A number of religious leaders and academics, including some with ties to Catholic colleges, are urging President Barack Obama to include religious freedom protections in an upcoming executive order which would essentially ban any discrimination based on sexual orientation among federal contractors.
Stephen Schneck, the director of the Institute for Policy Research and Catholic Studies at The Catholic University of America who also served in “Catholics for Obama,” as well as Father Larry Snyder, the president of Catholic Charities USA who is set to become vice president for mission at the University of St. Thomas in Minnesota next year, signed a letter with twelve religious and academic leaders urging Obama to include a religious exemption in the executive order.

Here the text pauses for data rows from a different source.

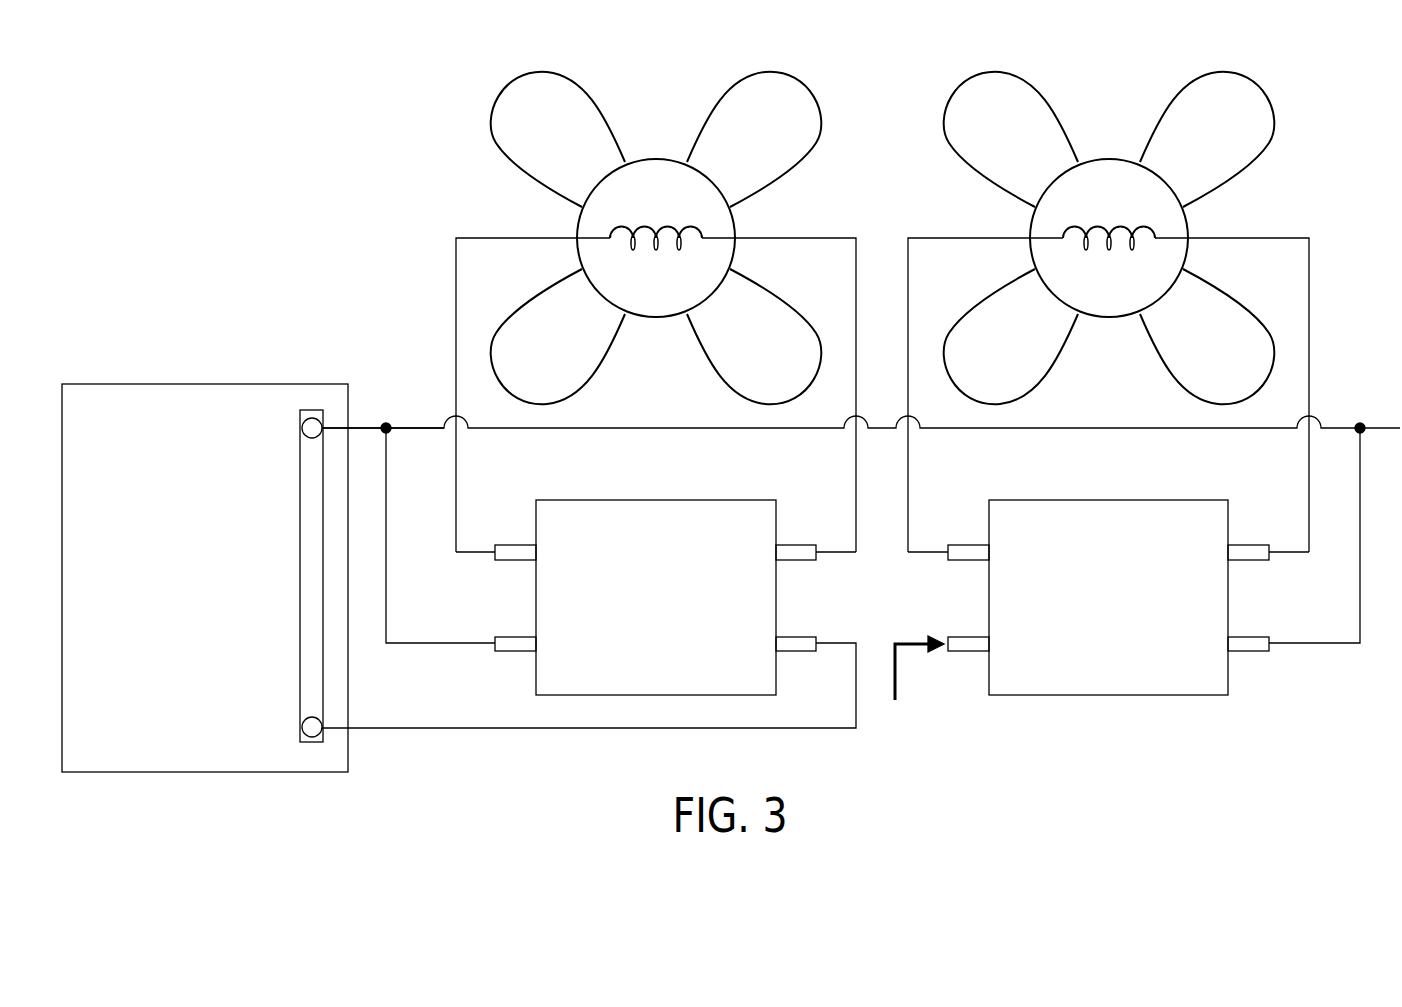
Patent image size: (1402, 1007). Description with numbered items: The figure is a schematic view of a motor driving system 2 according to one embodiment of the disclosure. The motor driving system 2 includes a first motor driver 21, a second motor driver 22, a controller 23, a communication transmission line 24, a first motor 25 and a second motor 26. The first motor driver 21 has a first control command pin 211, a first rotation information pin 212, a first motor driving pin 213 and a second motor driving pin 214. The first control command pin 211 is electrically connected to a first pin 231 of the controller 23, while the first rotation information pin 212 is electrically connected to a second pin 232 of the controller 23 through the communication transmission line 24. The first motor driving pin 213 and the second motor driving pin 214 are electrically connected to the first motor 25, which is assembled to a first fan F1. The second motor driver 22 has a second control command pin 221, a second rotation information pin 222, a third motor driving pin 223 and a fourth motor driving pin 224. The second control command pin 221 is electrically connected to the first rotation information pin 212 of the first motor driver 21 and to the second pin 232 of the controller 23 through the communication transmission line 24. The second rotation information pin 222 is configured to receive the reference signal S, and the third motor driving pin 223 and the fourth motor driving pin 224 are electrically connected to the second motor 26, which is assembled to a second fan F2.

The motor driving system 2 is at (75, 110).
The first motor driver 21 is at (655, 500).
The first control command pin 211 is at (800, 646).
The first rotation information pin 212 is at (512, 646).
The first motor driving pin 213 is at (513, 548).
The second motor driving pin 214 is at (800, 548).
The second motor driver 22 is at (1108, 500).
The second control command pin 221 is at (1252, 646).
The second rotation information pin 222 is at (967, 646).
The third motor driving pin 223 is at (967, 549).
The fourth motor driving pin 224 is at (1252, 549).
The controller 23 is at (198, 384).
The first pin 231 is at (312, 736).
The second pin 232 is at (312, 418).
The communication transmission line 24 is at (415, 426).
The first motor 25 is at (655, 224).
The second motor 26 is at (1109, 224).
The first fan F1 is at (653, 318).
The second fan F2 is at (1107, 318).
The reference signal S is at (915, 685).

The public letter to the president stated:
[A]n executive order that does not include a religious exemption will significantly and substantively hamper the work of some religious organizations that are best equipped to serve in common purpose with the federal government. In a concrete way, religious organizations will lose financial funding that allows them to serve others in the national interest due to their organizational identity. When the capacity of religious organizations is limited the common good suffers.
The letter assumed that a religious exemption would only ensure that religious organizations would not be automatically disqualified in procuring government contracts because of their religious beliefs.
This order, while not seemingly an immediate danger to Catholic colleges, may become one in the future. According to Fr. Thomas Reese, writing at the National Catholic Reporter, “there is little doubt that if the administration is successful dealing with contracts, grants will soon be on the firing line.”
The overwhelming majority of Catholic colleges receive federal money. Fr. Reese added that he believed that the administration would likely not approve any exemption that applied to colleges and universities.
In an interview with the Reporter, Schneck reportedly said that while ending discrimination is a laudable goal, “the order should be crafted in such a way that does not undermine the very religious identity that inspires Catholics to create their institutions of public service in the first place.”
He continued, “it would be catastrophic for America's and the world's neediest if Catholic institutions had to shut down large portions of their mission because the Obama administration could not figure out how to balance the anti-discrimination rights of both religious identity and LGBT identity.”
Boston College law professor Cathleen Kaveny reportedly said she believed that we will likely see "more religious liberty lawsuits on the horizon.”
It would hardly be the first time that the Obama administration clashed with the religious freedom interests of the Catholic Church.
In 2011, the Obama administration reportedly withdrew funding that typically went to the U.S. bishops’ campaign against human trafficking following complaints that the campaign did not provide contraception or abortion services.
The bishops also strongly opposed the administration’s stance in the Hosanna Tabor Evangelical Lutheran Church & School v. Equal Employment Opportunity Commission case which ended with the Supreme Court unanimously ruling that religious institutions have the right to hire and fire for mission without government interference.
And the bishops have stood strongly opposed to the HHS mandate for several years. The fate of nonprofit institutions regarding the mandate is still being decided in the courts, but the recent Supreme Court decisions in favor of Hobby Lobby and upholding an injunction from the mandate for evangelical Wheaton College may portend a favorable ruling from the high court.
A White House spokesperson reportedly said they didn’t know when the executive order might be signed and that they were continuing to listen to “interested groups” on the issue.